Коренной киевлянин Панас Яковенко волею родителя обучаться медицине был отправлен в Европу. Случилось это в канун Первой Русской революции. Став врачом, молодой хирург получил приглашение в одну из европейских клиник. Потом разразилась мировая война. А потом в России произошла ещё одна революция. Панас всё это время продолжал практиковать на одном из модных европейских курортов, где его мало коснулись происходящие в мире перемены. Постепенно он превратился в отличного специалиста, притом в набиравшей тогда моду новой области хирургии — пластической. Изрядно в этом деле преуспел, сделал себе имя и капитал. Что его потянуло на Родину? Однако вернулся. Открыл в Киеве частную клинику, и не прогадал. Поскольку он был единственный на весь Киев практикующий пластический хирург, то и отбоя в клиентах у него не было. Вот только народная власть смотрела на «буржуйские штучки» довольно косо. Нет, клинику не пытались закрыть, но замучили проверками. Всё изменилось после того, как среди клиентов Яковенко оказался видный государственный чиновник. Ещё во время Польской войны в одной из жарких схваток враги основательно подпортили товарищу фейс. Многие годы он с этим мирился: вроде как шрамы мужчину украшают. Но недавно, похоронив жену, решил жениться на молоденькой, и тут лишние «украшения» на лице стали вроде как ни к чему. Кто-то надоумил его обратиться за помощью к Яковенко. Со своей задачей пластический хирург справился отменно. И благодарный пациент дал ему на прощание дельный совет. «Я, Панас Григорьевич, жизнь тебе, как смогу, облегчу. Ты, главное, нашим товарищам в помощи не отказывай. Они, я думаю, теперь к тебе потянутся. Но этого мало. Чтобы совсем отвести от себя все наветы, устройся-ка ты в обычную больницу, для виду, хотя бы на четверть ставки, тебе ведь те деньги ни к чему, верно? А вот то, что ты не чураешься простых людей пользовать — это тебе пойдёт в зачёт. Я тебя тогда от всех проверок отмажу!»
Послушался совета Панас Григорьевич. Устроился в железнодорожную больницу, дважды в неделю в приёмном покое дежурить. Приём пациентов по основному месту работы пришлось, правда, подсократить, но так и проверки прекратились.

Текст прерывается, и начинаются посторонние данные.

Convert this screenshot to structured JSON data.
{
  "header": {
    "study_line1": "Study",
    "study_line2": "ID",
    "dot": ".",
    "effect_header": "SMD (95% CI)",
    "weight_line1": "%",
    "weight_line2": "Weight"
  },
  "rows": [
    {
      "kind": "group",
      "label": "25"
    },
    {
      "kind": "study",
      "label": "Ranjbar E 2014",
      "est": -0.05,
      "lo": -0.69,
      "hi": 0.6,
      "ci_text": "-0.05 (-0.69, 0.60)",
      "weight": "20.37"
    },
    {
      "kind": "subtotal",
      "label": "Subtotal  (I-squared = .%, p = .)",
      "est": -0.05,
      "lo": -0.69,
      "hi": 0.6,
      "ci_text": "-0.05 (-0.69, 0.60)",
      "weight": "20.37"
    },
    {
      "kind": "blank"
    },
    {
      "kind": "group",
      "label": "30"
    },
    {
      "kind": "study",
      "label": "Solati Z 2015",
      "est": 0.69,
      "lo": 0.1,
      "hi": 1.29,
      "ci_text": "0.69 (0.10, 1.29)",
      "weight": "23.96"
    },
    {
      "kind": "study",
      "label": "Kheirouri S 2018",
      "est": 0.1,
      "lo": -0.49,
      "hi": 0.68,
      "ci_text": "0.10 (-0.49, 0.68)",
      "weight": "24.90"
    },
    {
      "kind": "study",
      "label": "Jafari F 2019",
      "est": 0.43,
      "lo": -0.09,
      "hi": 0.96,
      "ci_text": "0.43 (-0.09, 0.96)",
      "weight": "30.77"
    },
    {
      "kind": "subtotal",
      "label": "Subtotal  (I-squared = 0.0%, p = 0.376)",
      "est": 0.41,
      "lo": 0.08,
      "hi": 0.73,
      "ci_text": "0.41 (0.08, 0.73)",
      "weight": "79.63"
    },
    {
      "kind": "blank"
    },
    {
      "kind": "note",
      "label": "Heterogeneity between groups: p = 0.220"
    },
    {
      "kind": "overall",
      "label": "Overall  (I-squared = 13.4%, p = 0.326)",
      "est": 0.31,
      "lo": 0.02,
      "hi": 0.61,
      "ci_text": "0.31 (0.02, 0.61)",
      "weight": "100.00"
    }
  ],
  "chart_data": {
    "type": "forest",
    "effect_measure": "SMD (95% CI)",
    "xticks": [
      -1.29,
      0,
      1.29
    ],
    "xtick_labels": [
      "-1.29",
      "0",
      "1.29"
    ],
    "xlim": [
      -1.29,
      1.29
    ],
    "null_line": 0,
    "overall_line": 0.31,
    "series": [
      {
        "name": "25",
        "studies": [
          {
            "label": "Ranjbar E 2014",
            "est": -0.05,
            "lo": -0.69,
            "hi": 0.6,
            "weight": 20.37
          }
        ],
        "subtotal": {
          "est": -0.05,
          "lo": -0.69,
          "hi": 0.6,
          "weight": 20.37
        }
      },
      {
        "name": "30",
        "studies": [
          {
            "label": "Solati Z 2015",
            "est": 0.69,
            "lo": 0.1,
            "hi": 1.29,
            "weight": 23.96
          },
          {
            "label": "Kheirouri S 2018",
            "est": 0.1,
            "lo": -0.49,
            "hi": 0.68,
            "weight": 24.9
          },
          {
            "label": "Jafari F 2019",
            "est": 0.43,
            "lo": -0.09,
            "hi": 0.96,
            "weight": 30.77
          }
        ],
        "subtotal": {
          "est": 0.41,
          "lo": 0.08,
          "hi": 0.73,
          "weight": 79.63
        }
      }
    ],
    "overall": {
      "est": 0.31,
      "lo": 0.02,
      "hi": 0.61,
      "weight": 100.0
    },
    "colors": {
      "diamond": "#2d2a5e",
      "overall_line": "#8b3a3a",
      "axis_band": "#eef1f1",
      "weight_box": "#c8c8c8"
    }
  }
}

В этот день доставили в приёмный покой странную пациентку. Тело её нашли в вагоне, где перевозили лошадей. Как она туда попала, с этим долго не разбирались. Документов при ней не оказалось, среди разыскиваемых она не числилась, и следователь, ничтоже сумняшеся, сделал самое простое умозаключение. Неизвестная решила незаконным способом проехать по железной дороге. Для чего она на одной из станций забралась в неопломбированный вагон, в котором оказались лошади. Видимо, одна из лошадей ударила неизвестную в лицо копытом, а та потом отползла в угол, где её и завалило сеном. Так, пребывая почти всё время в беспамятстве, она доехала незамеченной до конечной станции, где и была обнаружена лишь при разгрузке вагона.
Панас осматривал тело, и дивился: как она сумела выжить? Видно, организм у девушки оказался удивительно крепким. Впрочем, девушкой пострадавшая не была. «И ранена, и беременна, и сама жива, и плод жив. Вот это да! — присвистнул от удивления Панас. — Везёт так везёт!»
Обрабатывая рану на лице, Панас решил, что если барышня выживет, он предложит ей свои услуги пластического хирурга. С таким лицом это всё одно не жизнь.
Девушка выжила, а когда смогла говорить, то выяснилось, что у неё практически полностью утеряна память. Это обстоятельство заставило Панаса скорректировать свои планы относительно молодой особы. Для начала он показал Евгению — такое имя ей дали в больнице, а она и не возражала — своему приятелю, известному в Киеве психиатру.